The above-given table shows the counting in the binary number system, with their equivalent decimal value. In the binary number system, a group of four bits is known as a nibble, and a group of eight bits is known as a byte.

Octal number system

The number system with base (or radix) eight is known as the octal number system. In this system, eight digits (0, 1, 2, 3, 4, 5, 6, and 7) are used to represent the numbers. Similar to decimal and binary number systems, it is also a positional system. The table shows the counting in octal numbers with their equivalent in decimal and binary systems.

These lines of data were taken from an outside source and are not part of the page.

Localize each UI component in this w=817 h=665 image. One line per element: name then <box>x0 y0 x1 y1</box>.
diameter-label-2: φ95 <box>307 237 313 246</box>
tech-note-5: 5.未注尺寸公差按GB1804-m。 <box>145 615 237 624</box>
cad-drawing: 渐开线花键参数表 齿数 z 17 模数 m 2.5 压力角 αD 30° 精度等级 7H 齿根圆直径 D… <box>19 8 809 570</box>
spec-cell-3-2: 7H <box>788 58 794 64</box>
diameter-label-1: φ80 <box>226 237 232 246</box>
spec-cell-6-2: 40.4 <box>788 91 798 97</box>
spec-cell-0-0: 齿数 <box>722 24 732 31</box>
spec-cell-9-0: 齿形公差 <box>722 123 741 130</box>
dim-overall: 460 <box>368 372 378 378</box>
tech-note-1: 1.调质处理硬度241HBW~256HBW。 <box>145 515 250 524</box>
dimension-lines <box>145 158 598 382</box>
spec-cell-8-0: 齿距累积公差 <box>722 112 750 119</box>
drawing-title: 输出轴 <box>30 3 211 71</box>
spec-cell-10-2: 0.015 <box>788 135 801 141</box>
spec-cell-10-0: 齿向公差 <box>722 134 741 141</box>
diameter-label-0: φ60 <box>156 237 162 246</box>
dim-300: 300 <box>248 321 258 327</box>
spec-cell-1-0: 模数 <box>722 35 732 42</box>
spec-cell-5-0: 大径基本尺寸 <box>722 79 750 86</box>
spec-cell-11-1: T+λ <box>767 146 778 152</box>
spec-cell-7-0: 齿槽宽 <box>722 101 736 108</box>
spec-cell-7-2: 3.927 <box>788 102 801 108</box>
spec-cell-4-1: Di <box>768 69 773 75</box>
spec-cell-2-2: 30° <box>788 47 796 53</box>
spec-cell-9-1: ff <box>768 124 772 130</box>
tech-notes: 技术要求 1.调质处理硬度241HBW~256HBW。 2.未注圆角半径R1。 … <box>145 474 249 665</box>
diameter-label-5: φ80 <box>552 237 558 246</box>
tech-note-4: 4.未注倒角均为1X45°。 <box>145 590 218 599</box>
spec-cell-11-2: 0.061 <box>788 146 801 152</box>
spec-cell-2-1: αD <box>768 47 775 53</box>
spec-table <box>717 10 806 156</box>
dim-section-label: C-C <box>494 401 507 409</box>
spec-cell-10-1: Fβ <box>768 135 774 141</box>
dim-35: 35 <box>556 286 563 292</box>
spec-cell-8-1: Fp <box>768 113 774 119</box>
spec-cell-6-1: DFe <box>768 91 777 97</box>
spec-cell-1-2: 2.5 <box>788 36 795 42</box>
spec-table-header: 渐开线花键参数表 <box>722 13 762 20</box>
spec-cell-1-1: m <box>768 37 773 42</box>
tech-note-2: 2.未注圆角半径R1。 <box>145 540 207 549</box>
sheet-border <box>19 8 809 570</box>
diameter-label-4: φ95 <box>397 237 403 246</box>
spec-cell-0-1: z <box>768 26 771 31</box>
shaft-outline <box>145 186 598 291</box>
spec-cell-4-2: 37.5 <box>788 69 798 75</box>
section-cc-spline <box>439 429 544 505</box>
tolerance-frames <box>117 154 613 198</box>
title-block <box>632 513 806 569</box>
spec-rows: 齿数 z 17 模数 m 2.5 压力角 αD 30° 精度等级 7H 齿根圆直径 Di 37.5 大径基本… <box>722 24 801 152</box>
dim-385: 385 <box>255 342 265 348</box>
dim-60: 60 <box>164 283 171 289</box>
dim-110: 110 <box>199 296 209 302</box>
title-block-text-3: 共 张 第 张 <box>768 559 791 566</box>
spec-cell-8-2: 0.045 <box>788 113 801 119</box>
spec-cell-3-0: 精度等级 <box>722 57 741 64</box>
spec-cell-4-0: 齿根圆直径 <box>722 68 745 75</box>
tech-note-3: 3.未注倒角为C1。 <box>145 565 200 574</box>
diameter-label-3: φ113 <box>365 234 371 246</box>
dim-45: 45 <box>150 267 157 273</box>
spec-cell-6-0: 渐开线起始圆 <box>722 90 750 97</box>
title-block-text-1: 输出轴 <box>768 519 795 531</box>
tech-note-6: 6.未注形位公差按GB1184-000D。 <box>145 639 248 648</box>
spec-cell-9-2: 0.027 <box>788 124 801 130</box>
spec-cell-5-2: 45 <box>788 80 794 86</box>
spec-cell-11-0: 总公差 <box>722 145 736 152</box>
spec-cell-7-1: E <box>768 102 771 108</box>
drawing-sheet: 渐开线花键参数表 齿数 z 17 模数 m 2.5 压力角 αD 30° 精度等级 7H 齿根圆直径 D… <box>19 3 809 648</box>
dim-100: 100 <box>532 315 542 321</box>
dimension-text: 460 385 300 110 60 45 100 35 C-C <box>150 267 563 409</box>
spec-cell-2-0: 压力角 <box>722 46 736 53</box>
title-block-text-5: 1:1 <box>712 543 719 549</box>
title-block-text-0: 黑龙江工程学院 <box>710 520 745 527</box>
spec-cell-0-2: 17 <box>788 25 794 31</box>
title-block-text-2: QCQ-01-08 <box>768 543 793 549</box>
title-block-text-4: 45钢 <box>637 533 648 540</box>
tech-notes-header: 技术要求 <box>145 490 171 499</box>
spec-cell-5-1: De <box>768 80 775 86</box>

Decimal Number	Binary Number	Octal Number
D1 D0	B3 B2 B1 B0	O1 O0
0 0	0 0 0 0	0 0
0 1	0 0 0 1	0 1
0 2	0 0 1 0	0 2
0 3	0 0 1 1	0 3
0 4	0 1 0 0	0 4
0 5	0 1 0 1	0 5
0 6	0 1 1 0	0 6
0 7	0 1 1 1	0 7
0 8	1 0 0 0	1 0
0 9	1 0 0 1	1 1
1 0	1 0 1 0	1 2
1 1	1 0 1 1	1 3
1 2	1 1 0 0	1 4
1 3	1 1 0 1	1 5
1 4	1 1 1 0	1 6
1 5	1 1 1 1	1 7

Hexadecimal number system

The hexadecimal number system is very popular among computer users. The base for hexadecimal numbers is 16. In this number system, 16 distinct symbols are required to represent the number. These are numerals 0 to 9 and letters A to F. Since numeric digits and letters are used to represent the digits in the hexadecimal number system, this is an alphanumeric number system. The table below shows the hexadecimal numbers with their binary and decimal equivalents.

Hexadecimal	Decimal	Binary
0	0	0	0	0	0
1	1	0	0	0	1
2	2	0	0	1	0
3	3	0	0	1	1
4	4	0	1	0	0
5	5	0	1	0	1
6	6	0	1	1	0
7	7	0	1	1	1
8	8	1	0	0	0
9	9	1	0	0	1
A	10	1	0	1	0
B	11	1	0	1	1
C	12	1	1	0	0
D	13	1	1	0	1
E	14	1	1	1	0
F	15	1	1	1	1

Binary coded decimal (BCD) numbers

In most microprocessor-based systems, data are entered and displayed in decimal numbers. However, the data processing inside the microprocessor is performed in binary. The data are entered through a decimal keyboard, and the monitor program of the system converts each key into an equivalent 4-bit binary number. This is known as a binary-coded decimal (BCD) number. After conversion, two BCD numbers are stored in an 8-bit register or a memory location. These numbers are called packed BCD.

ASCII code

The American Standard Code for Information Interchange (ASCII) is commonly used in data communication. It is a seven-bit code, and its 128 (2⁷) combinations are assigned different alphanumeric characters.

For example, the hex numbers 30H to 39H represent 0 to 9 ASCII decimal numbers, and 41H to 5AH represent capital letters A through Z. In this code, bit D7 is zero. When an ASCII character is entered through an ASCII keyboard, the microprocessor receives the binary equivalent of an ASCII hex number.